Lymphokine activated killer (LAK) cells in antibody dependent cellular cytotoxicity (ADCC) using MAb 17-1A: a combination of potential usefulness in tumor therapy.

Peripheral blood lymphocytes (PBL) stimulated by interleukin-2 (IL-2) for 48-96h, generated killer cells against the human colon cancer cell line SW948. The killing capacity increased significantly when the specific mouse monoclonal antibody (MAb) 17-1A was present during the lytic process.

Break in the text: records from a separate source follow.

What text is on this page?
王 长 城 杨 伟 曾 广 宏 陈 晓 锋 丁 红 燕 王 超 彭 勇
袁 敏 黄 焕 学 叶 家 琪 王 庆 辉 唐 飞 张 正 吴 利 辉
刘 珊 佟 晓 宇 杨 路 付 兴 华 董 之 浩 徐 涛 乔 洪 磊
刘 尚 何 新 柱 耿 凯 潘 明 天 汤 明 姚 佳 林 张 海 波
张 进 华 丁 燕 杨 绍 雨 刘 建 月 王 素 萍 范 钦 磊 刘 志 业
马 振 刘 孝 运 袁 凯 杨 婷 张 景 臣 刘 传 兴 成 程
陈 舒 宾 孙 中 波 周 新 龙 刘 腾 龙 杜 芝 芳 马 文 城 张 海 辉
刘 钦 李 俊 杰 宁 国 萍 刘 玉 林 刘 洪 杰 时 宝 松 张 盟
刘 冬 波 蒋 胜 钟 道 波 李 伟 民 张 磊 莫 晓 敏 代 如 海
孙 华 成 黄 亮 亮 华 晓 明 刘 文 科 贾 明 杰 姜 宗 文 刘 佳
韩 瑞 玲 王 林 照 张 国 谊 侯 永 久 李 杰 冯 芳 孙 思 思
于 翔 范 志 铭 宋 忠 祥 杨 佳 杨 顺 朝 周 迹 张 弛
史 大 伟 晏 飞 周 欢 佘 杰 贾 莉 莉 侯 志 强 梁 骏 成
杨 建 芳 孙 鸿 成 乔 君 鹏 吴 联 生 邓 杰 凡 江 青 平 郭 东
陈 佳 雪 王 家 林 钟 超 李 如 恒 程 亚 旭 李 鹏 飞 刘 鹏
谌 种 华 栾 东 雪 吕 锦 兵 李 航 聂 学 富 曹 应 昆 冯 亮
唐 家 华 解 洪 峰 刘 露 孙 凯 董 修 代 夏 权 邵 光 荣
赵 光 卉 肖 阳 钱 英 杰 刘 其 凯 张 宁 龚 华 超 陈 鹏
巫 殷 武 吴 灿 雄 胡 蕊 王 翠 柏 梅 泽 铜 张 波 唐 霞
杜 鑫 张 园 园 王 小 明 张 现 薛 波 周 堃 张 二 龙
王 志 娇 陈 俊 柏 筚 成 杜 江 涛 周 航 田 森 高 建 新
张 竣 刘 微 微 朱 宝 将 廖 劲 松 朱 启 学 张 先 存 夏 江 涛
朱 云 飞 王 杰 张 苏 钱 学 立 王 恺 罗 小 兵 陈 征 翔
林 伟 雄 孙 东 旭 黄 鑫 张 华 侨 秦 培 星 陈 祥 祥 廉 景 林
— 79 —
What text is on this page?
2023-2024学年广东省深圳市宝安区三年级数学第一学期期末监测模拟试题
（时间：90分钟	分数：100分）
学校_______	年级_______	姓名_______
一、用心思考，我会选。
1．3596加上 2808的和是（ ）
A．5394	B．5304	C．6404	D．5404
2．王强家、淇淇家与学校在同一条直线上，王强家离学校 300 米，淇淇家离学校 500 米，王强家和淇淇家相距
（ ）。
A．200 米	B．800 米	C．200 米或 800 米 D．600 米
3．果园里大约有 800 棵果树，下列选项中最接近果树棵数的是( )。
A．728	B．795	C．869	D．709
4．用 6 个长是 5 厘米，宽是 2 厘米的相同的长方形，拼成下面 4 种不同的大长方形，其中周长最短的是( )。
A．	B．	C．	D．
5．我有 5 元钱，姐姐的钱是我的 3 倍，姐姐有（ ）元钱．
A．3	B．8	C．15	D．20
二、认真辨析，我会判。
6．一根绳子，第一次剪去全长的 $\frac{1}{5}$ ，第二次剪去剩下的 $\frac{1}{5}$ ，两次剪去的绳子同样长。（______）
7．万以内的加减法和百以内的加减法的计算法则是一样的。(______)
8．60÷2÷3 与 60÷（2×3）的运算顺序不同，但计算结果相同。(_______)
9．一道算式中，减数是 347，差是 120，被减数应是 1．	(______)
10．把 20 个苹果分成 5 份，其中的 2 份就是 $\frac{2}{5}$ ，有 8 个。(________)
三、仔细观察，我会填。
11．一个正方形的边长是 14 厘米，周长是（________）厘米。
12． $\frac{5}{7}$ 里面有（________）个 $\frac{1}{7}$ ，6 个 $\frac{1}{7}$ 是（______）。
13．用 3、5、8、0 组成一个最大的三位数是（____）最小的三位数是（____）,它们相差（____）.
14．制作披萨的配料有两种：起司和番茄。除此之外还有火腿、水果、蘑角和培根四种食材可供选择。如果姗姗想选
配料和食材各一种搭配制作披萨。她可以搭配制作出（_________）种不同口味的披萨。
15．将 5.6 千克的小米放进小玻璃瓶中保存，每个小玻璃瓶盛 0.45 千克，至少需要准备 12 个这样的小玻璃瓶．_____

The chimeric antibody 17-1A determined a significantly stronger cytotoxicity compared to mouse MAb 17-1A. MAb BR55-2 which recognizes a different antigen on SW948 target cells mediated a similar cytotoxicity as MAb 17-1A. Presence of alpha-interferon (IFN) during the lytic assay significantly enhanced the killing of the tumor by lymphokine activated killer (LAK) cells as well as by LAK cells and mouse MAb 17-1A. However, when chimeric MAb 17-1A and LAK cells were used alpha-IFN failed to increase the lytic activity, probably due to already maximum lysis in the system. Combinations of various biological response modifiers such as monoclonal antibodies, IL-2/LAK cells and alpha-IFN carry great promise to improve this kind of therapy for cancer patients.